Das Buch bietet eine reichhaltige Erzählung, in deren Mittelpunkt Radha, ihre angespannte Ehe mit Shyam und ihre Beziehung zu Chris stehen, und das alles vor der lebendigen Kulisse Keralas. Es erforscht Themen wie Liebe, Tradition und persönliches Wachstum und verwebt diese mit dem kulturellen Kontext des Kathakali-Tanzes, der die emotionale Reise der Figuren noch vertieft.
Vorteile:Der Roman wird als üppig und anregend beschrieben, mit einem tiefen Verständnis für menschliche Gefühle und Beziehungen. Die Verwendung des Kathakali-Tanzes zur Veranschaulichung der Gefühle der Figuren wird gelobt, da er sowohl eine fesselnde Geschichte als auch lehrreiche Einblicke in diese Kunstform bietet. Die Leser schätzten den lyrischen Schreibstil, die lebendige Bildsprache und die Auseinandersetzung mit universellen Themen wie Ehe und Familienbande.
Nachteile:Einige Leser waren der Meinung, dass das Buch zu viele Handlungsstränge enthält und monoton sein könnte, und kritisierten insbesondere das Tempo und Teile der Erzählung, die sich in die Länge zogen. Bestimmte Charaktere, insbesondere die von Radha und Shyam, erscheinen manchen Lesern unterentwickelt, was zu Verwirrung in Bezug auf die Beziehungen zwischen den Figuren führt. Andere fanden es schwierig, sich in die Geschichte einzufinden und wünschten sich eine kohärentere Entwicklung der Charaktere.
(basierend auf 12 Leserbewertungen)
mistress
Als der Reiseschriftsteller Christopher Stewart in einem Resort am Flussufer in Kerala, Indien, eintrifft, um Koman, den Onkel von Radha, einen berühmten Tänzer, zu treffen, betritt er eine Welt der Masken und unterdrückten Gefühle.

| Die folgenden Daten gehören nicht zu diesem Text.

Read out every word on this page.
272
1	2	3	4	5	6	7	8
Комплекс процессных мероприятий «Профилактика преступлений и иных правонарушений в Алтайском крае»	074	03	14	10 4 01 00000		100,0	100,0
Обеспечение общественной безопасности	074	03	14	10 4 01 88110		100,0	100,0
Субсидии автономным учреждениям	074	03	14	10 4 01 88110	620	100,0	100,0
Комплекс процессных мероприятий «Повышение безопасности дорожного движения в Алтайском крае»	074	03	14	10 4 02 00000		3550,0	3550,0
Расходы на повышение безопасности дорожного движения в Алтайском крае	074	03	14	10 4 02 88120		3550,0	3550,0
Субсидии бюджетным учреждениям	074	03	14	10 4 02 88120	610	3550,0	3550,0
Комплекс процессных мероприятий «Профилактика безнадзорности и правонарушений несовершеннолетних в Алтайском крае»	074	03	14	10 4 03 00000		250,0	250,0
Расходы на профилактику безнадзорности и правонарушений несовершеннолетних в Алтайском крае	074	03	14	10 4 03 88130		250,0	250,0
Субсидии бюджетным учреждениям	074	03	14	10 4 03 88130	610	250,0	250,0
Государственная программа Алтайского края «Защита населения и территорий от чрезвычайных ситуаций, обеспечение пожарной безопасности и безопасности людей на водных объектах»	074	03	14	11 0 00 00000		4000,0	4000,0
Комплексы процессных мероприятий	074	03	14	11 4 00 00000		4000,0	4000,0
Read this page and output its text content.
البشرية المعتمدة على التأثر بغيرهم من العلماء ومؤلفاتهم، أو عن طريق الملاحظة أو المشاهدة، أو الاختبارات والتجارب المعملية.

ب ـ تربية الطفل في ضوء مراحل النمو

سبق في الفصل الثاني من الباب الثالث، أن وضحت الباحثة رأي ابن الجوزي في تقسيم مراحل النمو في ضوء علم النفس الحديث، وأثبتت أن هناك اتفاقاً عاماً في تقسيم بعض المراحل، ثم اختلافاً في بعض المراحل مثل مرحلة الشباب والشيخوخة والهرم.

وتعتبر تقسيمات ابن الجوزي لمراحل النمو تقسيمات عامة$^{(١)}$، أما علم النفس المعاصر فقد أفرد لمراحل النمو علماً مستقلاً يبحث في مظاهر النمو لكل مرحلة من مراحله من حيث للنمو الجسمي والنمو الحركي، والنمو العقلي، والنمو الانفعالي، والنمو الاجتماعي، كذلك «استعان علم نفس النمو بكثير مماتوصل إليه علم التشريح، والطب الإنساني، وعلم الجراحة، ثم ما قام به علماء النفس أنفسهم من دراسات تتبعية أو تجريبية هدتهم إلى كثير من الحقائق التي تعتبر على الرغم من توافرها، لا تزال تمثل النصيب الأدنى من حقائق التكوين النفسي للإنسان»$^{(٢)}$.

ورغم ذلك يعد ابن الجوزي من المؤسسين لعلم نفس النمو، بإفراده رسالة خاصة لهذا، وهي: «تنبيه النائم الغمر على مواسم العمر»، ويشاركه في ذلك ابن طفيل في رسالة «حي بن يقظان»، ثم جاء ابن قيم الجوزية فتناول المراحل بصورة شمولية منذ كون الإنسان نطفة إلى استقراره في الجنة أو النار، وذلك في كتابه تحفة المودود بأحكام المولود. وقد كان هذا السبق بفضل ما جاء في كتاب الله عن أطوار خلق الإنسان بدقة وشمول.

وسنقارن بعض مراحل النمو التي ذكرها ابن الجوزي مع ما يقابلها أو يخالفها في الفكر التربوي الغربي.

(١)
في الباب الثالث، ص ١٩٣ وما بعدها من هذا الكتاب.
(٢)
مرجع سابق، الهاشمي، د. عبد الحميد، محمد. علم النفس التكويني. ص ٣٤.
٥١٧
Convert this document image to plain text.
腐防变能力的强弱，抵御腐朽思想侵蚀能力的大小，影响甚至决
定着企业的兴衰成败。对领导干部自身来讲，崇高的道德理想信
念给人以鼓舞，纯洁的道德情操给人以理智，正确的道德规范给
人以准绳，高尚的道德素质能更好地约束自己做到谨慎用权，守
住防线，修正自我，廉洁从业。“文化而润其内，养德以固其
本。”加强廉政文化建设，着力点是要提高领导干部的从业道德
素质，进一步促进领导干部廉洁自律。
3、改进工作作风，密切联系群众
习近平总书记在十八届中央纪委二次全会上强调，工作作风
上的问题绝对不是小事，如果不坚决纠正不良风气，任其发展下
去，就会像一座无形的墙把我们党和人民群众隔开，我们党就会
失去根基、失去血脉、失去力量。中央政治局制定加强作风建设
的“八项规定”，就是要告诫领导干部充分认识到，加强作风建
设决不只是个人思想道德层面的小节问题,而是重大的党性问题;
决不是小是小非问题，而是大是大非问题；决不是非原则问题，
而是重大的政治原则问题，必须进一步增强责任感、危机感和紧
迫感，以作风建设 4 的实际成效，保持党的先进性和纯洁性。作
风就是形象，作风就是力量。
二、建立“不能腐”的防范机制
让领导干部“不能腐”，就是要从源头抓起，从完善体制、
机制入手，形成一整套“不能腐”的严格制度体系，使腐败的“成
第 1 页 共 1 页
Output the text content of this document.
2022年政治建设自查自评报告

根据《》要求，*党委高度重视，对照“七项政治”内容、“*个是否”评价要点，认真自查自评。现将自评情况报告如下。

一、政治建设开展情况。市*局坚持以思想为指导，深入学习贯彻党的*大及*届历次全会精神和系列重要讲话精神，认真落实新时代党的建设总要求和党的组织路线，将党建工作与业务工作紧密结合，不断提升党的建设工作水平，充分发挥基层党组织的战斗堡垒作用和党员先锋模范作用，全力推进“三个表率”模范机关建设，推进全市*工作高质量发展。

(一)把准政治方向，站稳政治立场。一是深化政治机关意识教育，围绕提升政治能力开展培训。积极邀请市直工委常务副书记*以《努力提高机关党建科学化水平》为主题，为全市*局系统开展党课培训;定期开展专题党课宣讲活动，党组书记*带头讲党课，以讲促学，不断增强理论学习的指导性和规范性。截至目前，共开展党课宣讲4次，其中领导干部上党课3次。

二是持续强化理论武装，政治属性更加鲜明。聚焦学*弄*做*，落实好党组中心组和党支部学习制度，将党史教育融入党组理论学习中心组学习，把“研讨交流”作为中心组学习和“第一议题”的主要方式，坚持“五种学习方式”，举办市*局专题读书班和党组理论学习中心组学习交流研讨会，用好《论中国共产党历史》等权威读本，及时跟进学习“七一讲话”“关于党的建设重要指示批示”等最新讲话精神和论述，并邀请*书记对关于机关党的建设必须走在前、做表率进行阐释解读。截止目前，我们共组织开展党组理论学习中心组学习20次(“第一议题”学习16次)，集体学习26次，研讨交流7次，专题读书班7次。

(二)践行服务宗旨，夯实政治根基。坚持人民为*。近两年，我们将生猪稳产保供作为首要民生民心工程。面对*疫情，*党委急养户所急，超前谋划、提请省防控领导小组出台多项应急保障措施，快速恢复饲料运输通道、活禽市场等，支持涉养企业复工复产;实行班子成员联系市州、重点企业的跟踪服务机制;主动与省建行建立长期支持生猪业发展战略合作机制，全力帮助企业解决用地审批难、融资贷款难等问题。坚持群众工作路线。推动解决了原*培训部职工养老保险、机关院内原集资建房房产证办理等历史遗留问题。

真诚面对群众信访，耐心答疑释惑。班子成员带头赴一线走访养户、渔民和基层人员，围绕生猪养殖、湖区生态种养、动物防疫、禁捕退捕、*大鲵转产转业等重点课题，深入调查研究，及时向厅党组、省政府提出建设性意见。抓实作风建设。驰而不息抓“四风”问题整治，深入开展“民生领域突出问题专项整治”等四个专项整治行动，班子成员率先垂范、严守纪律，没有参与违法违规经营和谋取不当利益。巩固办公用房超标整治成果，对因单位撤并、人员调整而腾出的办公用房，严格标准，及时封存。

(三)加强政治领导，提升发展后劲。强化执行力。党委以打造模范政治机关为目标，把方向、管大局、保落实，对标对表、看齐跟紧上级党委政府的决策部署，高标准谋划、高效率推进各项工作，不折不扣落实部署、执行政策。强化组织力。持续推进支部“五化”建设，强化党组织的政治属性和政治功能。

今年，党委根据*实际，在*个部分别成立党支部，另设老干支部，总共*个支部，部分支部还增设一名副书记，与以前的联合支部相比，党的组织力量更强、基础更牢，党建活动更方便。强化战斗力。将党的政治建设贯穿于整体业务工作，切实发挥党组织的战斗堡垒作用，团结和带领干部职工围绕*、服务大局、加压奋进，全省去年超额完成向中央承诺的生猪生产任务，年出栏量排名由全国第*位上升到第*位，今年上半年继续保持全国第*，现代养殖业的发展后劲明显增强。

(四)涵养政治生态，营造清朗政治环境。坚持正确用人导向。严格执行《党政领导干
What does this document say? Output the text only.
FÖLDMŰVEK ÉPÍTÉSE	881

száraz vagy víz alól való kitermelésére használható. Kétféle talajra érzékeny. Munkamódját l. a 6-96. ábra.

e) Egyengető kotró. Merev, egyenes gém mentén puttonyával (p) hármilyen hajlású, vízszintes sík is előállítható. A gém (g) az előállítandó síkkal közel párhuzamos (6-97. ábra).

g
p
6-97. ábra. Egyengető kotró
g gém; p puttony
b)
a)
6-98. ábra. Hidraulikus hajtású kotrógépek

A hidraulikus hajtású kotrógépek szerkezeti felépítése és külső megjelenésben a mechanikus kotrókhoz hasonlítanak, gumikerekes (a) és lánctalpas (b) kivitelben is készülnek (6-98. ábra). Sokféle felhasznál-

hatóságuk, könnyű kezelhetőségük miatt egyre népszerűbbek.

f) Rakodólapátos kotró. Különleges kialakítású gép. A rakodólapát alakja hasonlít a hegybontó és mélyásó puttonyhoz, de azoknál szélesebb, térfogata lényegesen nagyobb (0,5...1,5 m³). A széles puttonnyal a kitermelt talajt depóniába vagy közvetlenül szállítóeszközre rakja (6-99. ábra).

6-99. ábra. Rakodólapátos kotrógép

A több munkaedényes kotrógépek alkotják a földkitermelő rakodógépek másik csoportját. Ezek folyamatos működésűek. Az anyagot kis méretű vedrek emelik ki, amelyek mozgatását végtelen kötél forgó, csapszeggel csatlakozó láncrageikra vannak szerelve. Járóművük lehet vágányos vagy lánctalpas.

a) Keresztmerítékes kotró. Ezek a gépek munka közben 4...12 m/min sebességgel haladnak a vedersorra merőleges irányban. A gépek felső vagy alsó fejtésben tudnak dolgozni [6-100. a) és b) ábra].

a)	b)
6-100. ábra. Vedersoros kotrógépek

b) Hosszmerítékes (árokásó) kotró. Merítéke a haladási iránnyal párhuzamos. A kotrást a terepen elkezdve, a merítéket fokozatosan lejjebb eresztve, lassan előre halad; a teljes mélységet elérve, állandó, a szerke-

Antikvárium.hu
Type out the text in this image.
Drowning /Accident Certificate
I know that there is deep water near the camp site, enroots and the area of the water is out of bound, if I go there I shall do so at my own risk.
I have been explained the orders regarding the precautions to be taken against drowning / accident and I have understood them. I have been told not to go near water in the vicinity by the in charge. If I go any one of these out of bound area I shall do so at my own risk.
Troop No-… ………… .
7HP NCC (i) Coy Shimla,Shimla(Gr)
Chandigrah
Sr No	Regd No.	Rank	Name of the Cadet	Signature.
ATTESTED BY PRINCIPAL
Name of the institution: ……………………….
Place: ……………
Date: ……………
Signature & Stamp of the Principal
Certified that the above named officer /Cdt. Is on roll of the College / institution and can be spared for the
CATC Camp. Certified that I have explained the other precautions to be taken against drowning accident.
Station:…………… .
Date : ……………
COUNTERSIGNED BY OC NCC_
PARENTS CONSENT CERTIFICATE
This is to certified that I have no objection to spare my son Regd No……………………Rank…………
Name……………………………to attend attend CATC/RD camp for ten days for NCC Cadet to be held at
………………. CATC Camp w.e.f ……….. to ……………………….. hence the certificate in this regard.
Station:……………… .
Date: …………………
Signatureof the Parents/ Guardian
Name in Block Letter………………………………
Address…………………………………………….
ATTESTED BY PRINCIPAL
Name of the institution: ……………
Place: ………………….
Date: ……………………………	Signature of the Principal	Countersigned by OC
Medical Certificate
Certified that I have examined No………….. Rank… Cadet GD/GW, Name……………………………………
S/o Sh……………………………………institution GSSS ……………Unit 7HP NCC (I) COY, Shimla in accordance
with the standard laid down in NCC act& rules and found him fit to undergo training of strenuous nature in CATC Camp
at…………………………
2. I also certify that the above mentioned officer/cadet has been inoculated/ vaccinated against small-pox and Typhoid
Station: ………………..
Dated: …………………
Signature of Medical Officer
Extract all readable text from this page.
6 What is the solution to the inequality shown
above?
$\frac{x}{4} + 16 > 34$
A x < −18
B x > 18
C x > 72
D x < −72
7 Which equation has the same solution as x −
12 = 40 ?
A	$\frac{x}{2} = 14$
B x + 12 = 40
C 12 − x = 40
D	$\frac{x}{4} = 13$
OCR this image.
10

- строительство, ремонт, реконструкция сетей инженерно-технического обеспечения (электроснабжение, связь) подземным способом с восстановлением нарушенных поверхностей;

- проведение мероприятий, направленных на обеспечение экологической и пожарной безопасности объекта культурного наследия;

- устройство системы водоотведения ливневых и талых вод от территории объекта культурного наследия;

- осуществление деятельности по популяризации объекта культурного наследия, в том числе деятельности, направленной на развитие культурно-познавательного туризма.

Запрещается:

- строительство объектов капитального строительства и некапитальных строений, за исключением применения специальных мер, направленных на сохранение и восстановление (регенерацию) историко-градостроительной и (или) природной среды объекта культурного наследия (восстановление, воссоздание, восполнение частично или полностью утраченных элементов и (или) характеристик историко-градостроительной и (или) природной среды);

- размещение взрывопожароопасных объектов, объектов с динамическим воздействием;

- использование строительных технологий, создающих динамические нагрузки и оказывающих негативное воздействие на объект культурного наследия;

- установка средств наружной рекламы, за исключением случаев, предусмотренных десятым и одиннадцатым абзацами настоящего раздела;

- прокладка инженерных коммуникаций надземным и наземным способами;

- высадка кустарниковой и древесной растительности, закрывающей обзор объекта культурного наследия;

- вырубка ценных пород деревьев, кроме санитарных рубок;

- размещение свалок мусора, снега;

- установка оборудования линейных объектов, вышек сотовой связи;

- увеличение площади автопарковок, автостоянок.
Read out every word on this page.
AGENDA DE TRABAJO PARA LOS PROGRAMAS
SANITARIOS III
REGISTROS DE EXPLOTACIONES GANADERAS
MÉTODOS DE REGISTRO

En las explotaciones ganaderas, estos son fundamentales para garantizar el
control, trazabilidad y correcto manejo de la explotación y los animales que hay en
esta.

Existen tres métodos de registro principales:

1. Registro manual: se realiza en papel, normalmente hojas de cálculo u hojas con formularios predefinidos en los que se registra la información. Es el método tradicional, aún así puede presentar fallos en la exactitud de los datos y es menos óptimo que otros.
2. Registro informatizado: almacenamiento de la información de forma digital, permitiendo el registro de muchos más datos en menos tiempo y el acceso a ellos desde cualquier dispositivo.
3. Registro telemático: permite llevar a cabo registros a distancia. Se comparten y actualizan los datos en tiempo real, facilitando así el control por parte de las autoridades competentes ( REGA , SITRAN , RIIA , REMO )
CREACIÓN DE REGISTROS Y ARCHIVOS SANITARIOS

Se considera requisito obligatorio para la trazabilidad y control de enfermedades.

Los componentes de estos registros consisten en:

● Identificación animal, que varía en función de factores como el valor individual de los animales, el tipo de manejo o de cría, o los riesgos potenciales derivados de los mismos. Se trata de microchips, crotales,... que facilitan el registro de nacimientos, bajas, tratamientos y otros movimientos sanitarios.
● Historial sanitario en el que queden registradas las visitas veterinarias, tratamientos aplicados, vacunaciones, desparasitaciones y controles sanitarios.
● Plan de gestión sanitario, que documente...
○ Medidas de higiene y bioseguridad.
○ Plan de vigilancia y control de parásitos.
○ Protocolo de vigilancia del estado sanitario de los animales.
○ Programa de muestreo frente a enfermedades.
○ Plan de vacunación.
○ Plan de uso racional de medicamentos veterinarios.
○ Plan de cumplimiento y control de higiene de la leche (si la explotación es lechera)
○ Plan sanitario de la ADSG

Von ihrer ersten Begegnung an fühlen sich sowohl Radha als auch ihr Onkel zu dem rätselhaften jungen Mann mit seinem Cello und seinen unaufhörlichen Fragen über die Vergangenheit hingezogen. Die Dreiecksbeziehung schließt Shyam, Radhas Ehemann, schnell aus, der nur hilflos zusehen kann, wie sie Chris mit einer Leidenschaft umarmt, die er ihr nie hat entlocken können.
Auch Koman spielt die Rolle des Beobachters und Teilnehmers; seine Lebensgeschichte, wie sie sich entfaltet, fängt alle Nuancen und Widersprüche der Beziehungen ein, die vor seinen Augen entstehen - und wieder vergehen -.